Augmentation du Tourisme. Les politiciens évoquent sans cesse l’augmentation du tourisme grâce aux Jeux. Ceci est juste un rêve. Les politiciens doivent apprendre du passé. Comme un article récent dans « The Economist » l’explique: « Depuis les jeux de Barcelone de 1992, les hôtes ont vu une chute du nombre de visiteurs étrangers à chaque Jeux Olympiques, ainsi que dans les mois avant et après l’événement». Cela veut dire que le bénéfice est en fait un contre-bénéfice, car il y aura moins de touristes en 2012 que lors d’une année normale. En effet, quelques propriétaires de théâtre du West End craignent de devoir arrêter leurs spectacles l’été prochain à cause du manque de clients. Ce contre-bénéfice empire encore le Cas d’Affaire du programme qui était déjà mauvais.

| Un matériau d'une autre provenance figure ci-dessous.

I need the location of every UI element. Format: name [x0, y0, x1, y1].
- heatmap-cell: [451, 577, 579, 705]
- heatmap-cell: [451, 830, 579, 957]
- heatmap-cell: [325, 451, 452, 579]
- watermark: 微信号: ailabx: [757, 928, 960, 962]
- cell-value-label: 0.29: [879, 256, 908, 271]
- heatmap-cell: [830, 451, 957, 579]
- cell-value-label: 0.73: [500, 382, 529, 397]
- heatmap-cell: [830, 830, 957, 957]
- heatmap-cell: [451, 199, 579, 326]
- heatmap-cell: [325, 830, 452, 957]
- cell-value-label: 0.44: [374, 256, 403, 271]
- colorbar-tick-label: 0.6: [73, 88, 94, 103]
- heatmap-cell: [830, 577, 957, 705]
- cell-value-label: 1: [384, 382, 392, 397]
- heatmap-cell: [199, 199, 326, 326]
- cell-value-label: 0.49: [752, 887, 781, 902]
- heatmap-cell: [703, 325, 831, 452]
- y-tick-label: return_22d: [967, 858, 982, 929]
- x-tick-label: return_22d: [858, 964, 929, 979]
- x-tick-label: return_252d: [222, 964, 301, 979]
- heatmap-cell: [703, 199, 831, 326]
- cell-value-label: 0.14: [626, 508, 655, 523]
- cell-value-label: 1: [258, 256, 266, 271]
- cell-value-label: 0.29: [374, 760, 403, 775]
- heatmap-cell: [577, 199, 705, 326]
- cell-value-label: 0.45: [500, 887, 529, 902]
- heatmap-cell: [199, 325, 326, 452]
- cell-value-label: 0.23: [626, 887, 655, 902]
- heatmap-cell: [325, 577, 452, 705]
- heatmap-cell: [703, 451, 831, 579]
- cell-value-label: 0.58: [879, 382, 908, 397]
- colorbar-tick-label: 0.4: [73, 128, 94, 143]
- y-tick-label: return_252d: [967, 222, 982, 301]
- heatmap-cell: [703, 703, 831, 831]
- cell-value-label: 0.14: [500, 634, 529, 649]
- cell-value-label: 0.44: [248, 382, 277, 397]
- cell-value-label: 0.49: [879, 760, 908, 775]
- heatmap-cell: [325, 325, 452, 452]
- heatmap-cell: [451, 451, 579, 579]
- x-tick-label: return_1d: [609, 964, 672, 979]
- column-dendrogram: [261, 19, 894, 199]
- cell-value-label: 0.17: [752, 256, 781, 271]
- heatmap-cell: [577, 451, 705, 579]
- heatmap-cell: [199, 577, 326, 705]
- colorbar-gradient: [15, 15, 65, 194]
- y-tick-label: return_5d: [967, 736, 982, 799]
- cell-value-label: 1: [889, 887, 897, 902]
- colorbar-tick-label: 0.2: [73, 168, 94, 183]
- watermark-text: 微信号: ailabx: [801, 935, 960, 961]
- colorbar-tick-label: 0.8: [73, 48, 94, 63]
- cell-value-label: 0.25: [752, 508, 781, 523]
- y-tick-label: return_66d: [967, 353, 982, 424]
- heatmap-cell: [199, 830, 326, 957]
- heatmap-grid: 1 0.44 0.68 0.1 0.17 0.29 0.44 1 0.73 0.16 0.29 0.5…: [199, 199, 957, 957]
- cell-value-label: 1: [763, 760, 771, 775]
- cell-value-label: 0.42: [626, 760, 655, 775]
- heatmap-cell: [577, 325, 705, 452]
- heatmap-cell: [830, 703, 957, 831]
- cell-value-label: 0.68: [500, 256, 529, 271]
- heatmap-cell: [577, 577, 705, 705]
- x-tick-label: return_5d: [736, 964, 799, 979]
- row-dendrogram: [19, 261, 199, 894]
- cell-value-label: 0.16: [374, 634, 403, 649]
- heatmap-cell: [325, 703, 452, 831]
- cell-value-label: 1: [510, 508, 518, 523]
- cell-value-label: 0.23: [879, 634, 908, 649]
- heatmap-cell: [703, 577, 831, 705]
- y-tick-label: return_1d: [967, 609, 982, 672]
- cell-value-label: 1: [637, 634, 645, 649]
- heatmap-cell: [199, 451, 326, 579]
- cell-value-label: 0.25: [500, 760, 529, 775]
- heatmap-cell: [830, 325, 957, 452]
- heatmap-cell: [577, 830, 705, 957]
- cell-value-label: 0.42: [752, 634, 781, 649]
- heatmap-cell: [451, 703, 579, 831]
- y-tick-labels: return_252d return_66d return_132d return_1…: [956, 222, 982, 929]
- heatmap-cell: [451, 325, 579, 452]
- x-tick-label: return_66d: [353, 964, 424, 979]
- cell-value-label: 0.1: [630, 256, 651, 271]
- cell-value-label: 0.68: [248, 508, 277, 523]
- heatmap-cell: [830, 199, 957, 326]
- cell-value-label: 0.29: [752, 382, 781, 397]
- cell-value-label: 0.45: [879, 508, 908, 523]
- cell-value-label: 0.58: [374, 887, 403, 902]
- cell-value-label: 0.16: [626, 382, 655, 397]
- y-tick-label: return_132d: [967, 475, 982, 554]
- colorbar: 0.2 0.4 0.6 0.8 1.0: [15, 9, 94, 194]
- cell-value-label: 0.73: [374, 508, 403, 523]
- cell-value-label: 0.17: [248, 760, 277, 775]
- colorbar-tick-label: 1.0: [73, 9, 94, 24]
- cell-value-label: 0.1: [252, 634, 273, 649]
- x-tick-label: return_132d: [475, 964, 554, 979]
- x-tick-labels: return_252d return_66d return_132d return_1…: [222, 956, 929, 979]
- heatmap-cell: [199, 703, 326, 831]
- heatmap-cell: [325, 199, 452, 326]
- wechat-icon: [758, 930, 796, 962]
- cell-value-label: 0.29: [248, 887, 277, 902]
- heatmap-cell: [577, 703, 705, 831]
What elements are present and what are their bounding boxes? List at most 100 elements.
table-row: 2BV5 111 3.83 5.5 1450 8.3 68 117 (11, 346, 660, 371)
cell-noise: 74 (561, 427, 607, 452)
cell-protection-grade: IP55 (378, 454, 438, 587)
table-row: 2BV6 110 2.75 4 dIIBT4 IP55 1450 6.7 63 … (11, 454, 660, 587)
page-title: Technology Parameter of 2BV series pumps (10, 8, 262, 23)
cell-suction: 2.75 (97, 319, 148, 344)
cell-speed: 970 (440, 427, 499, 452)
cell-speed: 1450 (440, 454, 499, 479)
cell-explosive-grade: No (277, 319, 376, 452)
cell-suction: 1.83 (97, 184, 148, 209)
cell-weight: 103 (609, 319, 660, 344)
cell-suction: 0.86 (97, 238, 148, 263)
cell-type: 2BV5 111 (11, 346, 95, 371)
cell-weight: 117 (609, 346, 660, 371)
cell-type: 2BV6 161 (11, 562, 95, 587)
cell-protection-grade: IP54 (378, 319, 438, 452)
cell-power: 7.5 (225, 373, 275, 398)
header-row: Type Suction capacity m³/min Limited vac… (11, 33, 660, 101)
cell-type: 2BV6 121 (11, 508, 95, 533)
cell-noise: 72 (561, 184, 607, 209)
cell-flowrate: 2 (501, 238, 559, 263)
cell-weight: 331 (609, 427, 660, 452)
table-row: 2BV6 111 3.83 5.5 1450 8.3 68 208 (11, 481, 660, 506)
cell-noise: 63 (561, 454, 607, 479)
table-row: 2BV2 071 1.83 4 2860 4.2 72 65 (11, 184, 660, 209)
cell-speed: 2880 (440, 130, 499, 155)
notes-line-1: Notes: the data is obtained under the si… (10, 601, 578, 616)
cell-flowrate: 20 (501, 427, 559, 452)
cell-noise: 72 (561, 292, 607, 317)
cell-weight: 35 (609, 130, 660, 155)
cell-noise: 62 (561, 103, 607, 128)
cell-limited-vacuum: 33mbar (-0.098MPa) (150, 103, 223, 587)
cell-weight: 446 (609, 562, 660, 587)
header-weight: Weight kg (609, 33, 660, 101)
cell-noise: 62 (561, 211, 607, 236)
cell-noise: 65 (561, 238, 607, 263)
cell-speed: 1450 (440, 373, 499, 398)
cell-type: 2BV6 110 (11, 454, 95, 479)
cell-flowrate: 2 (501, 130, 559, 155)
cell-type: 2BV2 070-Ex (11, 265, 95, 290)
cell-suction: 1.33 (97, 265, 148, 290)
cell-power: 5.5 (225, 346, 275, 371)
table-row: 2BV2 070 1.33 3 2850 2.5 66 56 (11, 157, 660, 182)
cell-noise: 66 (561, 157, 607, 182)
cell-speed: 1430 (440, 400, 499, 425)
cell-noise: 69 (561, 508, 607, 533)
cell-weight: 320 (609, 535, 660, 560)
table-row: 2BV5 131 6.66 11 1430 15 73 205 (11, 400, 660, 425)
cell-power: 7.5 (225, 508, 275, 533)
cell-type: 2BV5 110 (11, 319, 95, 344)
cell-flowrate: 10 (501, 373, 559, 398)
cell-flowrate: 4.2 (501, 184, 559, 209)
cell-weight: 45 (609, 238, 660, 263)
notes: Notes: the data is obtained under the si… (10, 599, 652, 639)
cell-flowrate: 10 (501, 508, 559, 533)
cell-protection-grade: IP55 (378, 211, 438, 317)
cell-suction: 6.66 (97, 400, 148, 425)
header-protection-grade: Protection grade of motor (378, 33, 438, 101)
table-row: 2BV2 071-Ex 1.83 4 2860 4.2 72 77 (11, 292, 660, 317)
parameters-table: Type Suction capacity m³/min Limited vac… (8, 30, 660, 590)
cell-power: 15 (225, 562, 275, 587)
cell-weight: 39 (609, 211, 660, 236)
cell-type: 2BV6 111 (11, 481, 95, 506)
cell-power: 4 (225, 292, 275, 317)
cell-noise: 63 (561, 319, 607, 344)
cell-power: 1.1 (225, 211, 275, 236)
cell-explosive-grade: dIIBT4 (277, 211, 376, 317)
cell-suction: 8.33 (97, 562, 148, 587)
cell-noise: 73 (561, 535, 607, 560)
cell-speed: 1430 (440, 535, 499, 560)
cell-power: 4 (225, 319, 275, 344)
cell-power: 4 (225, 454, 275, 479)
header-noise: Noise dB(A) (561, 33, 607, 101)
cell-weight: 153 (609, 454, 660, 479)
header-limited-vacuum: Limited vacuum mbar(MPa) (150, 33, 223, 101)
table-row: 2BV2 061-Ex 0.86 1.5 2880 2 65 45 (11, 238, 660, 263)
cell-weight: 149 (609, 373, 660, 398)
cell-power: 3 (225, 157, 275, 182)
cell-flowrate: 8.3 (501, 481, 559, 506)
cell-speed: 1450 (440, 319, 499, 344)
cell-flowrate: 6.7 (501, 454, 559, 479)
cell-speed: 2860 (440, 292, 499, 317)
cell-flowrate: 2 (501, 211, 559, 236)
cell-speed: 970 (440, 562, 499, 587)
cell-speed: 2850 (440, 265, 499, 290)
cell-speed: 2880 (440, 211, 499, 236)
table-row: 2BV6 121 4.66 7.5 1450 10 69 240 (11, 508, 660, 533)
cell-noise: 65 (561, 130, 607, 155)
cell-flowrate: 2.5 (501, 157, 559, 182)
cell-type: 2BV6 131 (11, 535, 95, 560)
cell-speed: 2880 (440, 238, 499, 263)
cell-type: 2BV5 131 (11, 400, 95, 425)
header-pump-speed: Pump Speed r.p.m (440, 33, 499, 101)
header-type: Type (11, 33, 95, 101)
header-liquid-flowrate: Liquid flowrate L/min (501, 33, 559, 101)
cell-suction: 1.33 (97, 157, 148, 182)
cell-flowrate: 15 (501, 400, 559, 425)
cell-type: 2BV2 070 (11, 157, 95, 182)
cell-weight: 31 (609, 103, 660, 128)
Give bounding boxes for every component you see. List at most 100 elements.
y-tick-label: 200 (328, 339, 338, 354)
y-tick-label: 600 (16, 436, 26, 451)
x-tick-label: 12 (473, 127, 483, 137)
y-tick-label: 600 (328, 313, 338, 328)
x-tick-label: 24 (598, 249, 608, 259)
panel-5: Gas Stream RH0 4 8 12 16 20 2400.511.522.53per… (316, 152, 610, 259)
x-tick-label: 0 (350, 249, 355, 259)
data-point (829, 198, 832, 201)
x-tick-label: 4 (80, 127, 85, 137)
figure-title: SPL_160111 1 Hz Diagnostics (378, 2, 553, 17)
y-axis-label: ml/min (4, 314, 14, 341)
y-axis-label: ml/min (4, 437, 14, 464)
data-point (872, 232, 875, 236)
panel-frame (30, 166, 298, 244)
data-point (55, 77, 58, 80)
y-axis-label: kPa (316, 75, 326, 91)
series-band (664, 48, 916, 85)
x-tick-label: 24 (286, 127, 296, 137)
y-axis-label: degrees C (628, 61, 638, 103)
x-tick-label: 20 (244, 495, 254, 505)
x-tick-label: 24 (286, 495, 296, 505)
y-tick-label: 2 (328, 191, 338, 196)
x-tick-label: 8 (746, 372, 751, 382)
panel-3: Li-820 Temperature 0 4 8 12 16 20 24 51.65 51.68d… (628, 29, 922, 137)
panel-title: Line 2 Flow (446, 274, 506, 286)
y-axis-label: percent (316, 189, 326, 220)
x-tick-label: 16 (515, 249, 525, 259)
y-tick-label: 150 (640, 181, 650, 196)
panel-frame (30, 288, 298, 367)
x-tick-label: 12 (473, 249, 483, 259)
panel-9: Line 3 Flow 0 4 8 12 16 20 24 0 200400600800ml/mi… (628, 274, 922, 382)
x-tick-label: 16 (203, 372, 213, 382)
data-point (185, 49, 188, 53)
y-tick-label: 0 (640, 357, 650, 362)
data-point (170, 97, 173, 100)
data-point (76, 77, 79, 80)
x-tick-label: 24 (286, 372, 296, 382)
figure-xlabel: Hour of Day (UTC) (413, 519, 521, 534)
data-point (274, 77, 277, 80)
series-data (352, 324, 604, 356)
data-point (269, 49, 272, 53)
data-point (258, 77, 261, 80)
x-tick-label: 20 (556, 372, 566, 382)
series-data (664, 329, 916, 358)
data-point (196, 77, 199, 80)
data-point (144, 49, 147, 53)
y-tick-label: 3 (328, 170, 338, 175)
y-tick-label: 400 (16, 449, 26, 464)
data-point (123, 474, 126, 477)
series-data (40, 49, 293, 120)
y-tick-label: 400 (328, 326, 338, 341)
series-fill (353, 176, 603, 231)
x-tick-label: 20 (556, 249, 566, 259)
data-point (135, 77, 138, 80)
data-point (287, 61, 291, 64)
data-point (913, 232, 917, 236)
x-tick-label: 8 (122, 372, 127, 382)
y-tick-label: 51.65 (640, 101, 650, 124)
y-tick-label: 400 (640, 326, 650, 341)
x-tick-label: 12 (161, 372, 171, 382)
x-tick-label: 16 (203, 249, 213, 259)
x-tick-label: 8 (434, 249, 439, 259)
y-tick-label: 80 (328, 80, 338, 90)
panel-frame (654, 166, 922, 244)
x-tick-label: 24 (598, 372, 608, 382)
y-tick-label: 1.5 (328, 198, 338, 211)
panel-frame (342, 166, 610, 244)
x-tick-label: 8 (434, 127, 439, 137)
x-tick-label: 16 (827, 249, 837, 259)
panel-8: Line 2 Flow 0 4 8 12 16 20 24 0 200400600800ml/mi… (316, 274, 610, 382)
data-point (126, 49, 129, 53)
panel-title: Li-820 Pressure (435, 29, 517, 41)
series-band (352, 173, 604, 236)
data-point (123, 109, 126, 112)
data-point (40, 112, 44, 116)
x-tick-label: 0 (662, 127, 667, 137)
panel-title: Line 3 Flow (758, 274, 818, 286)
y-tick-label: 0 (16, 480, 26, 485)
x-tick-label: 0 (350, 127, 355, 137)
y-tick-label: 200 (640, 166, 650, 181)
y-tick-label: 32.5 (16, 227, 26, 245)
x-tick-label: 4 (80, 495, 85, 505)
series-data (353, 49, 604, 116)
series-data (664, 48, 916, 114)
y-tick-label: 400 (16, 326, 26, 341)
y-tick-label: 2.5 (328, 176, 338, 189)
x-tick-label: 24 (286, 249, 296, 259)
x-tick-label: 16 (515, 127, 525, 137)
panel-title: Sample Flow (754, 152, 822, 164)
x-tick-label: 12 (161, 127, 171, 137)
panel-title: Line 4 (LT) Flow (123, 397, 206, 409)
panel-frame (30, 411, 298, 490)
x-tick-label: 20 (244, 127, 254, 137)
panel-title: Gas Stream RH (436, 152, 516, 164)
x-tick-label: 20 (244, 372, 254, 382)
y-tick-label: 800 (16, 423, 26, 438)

L’héritage – le Centre Aquatique. Le Schéma Directeur Final pour le programme spécifie que le centre aquatique sera un lieu de loisir pour la communauté, avec des chutes d’eau et des toboggans. Amusez-vous, emmenez les enfants ! Cependant le Schéma Directeur intermédiaire pour le centre aquatique n’est pas aligné sur ce besoin. Le centre aquatique est maintenant construit. C’est un grand chef-d’œuvre architectural, probablement bon pour les jeux Olympiques d’été, mais son toit est bas et ne peut pas être converti et faire place aux chutes d’eaux et toboggans supposés attirer les familles avec leurs enfants. De plus, le grand bâtiment prestigieux coûtera cher à opérer et à entretenir (peut-être £2m par an). Donc, la réalisation des bénéfices pour le centre aquatique pourrait être mauvaise, avec des coûts élevés et de faibles revenus. La valeur nette du bénéfice baissera et le Cas d’Affaires du programme continue de se détériorer.
L’héritage – le Stade. Le deuxième lieu hérité est le stade. Le plan initial de réalisation des bénéfices pour les Jeux Olympiques proposait la vente du stade, mais ce plan a connu des problèmes majeurs. La vente prévue aux clubs de football de Tottenham ou de West Ham a rencontré des problèmes légaux, et le stade sera maintenant loué, et non pas vendu, ce qui frappe directement le flux des bénéfices et le Cas d’Affaires du programme. Aucun contrat de location n’a été signé, donc un large bénéfice en cash a été maintenant remplacé par un possible revenu de location à long terme. Pire, le nouveau locataire peut demander des travaux de construction comme une condition à la location, ce qui ajouterait aux coûts du programme.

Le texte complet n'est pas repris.